Die doppelte Nutzung bestehender Infrastruktur ist eine gute Idee. Aber manche Lawinenverbauungen sind weit von den Orten des Verbrauchs und der Einspeisung ins Stromnetz entfernt, was sie möglicherweise technisch und finanziell unrentabel machen kann. Photovoltaik-Anlagen auf Staudämmen könnten die Vorteile einer vorhandenen Netzanbindung der Wasserkraftanlage nutzen. Bei schwimmenden Photovoltaikanlagen stellt sich die Frage nach der visuellen Beeinträchtigung und dem Produktionsausfall durch die starke Verschattung in steilen Lagen. Aber wenn der Standort bereits industrialisiert, nicht touristisch genutzt und von geringem Interesse für die Artenvielfalt ist – warum nicht?

INES und CIPRA Frankreich arbeiten zusammen mit anderen Partnern an einem Projekt zur Solarthermie und Photovoltaik namens ENERB'Alpes. Was sind die Ergebnisse?

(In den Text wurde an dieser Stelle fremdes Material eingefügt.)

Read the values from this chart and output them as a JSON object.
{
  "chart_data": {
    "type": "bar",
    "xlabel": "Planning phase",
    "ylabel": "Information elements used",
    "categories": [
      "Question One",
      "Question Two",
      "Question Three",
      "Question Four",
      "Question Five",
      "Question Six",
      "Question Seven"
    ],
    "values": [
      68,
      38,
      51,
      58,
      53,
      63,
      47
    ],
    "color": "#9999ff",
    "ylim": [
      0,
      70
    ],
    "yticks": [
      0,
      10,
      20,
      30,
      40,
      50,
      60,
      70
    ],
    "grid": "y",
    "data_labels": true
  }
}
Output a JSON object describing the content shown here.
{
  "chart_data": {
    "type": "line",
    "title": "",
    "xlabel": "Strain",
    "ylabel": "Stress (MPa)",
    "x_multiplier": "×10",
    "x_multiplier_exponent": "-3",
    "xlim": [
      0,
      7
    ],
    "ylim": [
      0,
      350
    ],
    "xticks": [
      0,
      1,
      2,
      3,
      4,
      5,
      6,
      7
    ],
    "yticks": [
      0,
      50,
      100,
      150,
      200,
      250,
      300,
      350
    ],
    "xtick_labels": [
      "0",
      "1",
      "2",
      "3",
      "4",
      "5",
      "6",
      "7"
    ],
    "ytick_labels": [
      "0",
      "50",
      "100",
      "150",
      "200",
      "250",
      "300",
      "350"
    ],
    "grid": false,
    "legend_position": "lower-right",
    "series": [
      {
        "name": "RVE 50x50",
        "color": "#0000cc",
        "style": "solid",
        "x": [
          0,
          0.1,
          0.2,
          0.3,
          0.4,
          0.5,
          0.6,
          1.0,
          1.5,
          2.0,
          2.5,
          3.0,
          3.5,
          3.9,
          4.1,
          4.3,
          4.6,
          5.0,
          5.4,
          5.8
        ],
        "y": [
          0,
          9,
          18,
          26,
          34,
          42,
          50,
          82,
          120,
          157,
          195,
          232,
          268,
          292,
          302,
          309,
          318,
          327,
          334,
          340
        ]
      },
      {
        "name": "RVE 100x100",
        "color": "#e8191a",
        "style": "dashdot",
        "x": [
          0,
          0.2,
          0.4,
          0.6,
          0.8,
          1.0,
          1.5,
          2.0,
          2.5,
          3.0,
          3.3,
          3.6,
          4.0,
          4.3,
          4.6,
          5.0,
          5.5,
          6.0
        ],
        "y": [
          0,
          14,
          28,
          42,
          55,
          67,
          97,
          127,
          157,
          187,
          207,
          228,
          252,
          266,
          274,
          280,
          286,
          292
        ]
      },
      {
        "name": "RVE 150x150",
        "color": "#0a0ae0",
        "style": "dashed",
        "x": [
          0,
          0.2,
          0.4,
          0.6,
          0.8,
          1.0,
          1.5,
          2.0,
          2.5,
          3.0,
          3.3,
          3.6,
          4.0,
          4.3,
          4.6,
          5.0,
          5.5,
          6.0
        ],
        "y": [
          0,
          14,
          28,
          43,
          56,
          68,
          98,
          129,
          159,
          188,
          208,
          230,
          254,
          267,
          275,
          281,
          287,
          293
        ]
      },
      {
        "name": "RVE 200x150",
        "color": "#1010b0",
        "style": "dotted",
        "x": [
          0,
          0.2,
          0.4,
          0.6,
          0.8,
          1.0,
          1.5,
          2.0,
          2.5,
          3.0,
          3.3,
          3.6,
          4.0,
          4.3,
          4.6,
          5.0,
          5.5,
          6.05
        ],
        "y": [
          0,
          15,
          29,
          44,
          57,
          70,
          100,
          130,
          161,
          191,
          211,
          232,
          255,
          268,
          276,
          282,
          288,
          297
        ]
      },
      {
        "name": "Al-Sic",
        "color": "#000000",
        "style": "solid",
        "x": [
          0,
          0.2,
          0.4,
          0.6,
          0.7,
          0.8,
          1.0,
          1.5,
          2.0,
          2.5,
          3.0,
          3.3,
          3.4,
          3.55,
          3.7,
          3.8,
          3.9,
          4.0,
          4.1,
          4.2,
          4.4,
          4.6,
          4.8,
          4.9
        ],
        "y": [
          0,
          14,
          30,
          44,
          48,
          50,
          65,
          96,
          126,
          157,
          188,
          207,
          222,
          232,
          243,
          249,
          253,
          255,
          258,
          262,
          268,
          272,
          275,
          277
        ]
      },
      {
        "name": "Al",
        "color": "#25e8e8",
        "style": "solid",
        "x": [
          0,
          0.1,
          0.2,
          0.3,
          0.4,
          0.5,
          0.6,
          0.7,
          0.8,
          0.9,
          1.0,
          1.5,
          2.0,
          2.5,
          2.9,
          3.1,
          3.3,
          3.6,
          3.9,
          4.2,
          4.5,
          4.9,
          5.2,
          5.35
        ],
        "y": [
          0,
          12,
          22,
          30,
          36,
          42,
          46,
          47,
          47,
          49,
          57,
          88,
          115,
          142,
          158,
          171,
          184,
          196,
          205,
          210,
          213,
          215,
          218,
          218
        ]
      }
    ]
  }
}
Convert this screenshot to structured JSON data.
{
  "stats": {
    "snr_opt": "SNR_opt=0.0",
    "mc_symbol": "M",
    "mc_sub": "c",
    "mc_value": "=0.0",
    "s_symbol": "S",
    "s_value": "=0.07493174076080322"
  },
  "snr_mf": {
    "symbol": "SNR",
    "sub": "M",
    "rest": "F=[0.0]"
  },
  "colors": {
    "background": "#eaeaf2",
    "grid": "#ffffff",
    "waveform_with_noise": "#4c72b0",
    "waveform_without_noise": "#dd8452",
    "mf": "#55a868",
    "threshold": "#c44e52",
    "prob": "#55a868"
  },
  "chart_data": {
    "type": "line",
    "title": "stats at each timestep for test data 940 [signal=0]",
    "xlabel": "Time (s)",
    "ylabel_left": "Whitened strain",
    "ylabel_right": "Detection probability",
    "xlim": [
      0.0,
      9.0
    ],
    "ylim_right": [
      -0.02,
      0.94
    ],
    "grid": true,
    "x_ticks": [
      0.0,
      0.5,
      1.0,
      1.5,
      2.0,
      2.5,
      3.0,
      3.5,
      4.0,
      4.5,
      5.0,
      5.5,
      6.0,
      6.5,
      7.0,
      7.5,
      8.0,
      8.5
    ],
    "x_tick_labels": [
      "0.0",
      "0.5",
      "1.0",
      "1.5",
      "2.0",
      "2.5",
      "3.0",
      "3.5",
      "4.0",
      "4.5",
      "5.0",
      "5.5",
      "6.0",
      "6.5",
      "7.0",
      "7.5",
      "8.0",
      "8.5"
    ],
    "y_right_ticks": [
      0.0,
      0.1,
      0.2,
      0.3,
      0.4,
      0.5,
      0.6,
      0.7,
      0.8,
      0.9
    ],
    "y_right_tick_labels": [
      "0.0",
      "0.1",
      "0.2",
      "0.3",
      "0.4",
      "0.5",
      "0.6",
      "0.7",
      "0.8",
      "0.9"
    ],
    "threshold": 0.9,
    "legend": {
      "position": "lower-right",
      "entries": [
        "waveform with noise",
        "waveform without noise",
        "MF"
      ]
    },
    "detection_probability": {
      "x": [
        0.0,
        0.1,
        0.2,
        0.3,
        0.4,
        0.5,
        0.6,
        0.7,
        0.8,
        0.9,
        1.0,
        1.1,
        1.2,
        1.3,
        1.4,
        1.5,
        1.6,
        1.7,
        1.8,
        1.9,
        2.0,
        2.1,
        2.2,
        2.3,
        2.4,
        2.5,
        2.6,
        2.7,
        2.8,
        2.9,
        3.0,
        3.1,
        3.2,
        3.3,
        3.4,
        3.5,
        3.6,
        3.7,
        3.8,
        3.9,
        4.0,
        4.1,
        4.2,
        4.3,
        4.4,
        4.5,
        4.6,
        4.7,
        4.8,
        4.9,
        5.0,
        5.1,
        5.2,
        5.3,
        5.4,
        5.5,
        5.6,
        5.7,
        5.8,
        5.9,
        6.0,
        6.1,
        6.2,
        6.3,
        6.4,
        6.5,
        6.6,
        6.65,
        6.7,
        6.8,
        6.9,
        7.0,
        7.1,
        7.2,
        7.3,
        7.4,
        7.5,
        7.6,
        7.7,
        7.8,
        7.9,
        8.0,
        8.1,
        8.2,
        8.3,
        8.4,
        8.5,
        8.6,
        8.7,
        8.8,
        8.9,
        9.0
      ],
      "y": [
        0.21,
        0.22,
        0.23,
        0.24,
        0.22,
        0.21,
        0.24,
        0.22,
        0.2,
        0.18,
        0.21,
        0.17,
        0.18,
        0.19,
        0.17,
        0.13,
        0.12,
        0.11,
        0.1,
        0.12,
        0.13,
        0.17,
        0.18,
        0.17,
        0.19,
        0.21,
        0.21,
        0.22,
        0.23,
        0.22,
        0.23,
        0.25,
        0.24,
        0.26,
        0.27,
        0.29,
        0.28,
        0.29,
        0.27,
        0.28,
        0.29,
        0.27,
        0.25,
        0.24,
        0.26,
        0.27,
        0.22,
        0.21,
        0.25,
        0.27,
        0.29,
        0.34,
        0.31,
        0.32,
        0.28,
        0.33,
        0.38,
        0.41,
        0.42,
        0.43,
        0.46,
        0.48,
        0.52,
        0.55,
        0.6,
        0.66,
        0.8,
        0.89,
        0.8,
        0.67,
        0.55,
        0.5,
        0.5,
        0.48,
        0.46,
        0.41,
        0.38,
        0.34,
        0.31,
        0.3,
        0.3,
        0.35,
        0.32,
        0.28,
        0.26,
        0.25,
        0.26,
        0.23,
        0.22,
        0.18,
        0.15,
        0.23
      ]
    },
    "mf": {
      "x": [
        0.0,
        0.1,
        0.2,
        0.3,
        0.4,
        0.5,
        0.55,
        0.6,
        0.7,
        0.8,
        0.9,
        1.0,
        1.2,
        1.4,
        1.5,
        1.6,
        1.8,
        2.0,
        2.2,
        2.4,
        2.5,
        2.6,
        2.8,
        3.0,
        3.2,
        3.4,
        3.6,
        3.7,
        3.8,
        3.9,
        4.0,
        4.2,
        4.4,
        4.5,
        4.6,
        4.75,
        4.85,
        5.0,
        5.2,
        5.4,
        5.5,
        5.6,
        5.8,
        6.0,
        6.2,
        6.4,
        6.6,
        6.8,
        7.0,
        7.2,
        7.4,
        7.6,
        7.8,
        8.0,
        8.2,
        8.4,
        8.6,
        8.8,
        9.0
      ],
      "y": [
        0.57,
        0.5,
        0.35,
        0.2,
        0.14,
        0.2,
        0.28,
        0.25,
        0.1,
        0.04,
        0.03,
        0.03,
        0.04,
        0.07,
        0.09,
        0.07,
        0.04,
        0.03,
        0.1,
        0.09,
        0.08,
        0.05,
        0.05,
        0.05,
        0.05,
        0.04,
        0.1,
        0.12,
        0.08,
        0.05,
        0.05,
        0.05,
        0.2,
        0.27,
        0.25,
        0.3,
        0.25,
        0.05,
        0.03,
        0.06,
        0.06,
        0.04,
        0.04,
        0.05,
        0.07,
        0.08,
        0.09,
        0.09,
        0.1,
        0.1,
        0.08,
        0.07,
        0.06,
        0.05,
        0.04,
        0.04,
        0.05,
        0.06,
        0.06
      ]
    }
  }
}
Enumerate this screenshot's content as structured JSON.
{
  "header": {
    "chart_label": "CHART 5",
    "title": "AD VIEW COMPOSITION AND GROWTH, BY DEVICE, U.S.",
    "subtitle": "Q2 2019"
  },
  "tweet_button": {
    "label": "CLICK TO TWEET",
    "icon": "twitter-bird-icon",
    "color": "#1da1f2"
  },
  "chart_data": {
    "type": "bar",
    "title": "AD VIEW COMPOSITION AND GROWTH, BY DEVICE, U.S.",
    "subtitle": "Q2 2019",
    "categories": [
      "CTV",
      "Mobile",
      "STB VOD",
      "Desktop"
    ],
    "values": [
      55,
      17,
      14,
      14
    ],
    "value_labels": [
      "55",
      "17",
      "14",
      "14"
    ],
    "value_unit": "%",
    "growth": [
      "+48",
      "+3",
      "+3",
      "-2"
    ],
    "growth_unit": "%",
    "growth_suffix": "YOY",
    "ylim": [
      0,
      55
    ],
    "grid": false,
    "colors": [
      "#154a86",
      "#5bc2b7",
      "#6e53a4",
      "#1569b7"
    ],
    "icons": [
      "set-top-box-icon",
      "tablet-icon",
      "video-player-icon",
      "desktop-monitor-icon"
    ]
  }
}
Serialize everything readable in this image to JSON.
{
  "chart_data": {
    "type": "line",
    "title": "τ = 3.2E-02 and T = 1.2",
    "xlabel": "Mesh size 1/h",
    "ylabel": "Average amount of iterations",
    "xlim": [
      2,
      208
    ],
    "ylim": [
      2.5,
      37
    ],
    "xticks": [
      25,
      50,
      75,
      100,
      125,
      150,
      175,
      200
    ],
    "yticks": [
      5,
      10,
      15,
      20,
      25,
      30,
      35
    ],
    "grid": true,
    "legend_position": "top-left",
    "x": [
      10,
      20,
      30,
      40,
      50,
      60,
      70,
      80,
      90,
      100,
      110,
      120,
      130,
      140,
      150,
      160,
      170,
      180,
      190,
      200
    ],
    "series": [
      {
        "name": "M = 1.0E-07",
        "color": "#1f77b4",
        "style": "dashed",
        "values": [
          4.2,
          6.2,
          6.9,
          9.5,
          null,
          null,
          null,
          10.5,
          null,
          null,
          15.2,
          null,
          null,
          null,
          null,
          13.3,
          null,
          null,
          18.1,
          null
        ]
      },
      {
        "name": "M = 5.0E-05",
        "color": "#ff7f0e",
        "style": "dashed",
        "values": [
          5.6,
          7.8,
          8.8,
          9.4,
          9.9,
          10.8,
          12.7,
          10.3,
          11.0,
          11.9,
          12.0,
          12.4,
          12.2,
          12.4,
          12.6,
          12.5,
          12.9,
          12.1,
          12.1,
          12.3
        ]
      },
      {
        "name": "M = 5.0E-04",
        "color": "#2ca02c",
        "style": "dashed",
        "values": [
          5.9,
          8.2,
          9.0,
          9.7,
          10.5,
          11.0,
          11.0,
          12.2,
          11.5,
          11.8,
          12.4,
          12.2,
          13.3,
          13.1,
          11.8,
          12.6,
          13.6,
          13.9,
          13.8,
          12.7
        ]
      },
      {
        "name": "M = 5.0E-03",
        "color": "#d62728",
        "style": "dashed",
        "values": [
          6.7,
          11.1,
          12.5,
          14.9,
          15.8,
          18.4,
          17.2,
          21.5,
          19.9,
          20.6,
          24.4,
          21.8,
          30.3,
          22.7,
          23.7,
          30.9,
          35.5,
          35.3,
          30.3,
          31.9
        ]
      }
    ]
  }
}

Die Herausforderung besteht darin, die Systeme so zu konstruieren, dass ein Informationsfeedback in Echtzeit erfolgt. Das gewährleistet eine ordnungsgemässe Überwachung und Wartung zum Beispiel auf hochgelegenen Hütten, die nicht an das Stromnetz angeschlossen sind. ENERB'Alpes beleuchtet die Vor- und Nachteile der Solarenergie in den Bergen und zeigt Lösungen auf. Autonomie in entlegene Gebiete zu bringen, die keinen Zugang zu Energie haben, trägt zu einer lokalen Energiewende bei. Die Solarenergie ermöglicht es uns, bedarfsorientiert zu arbeiten.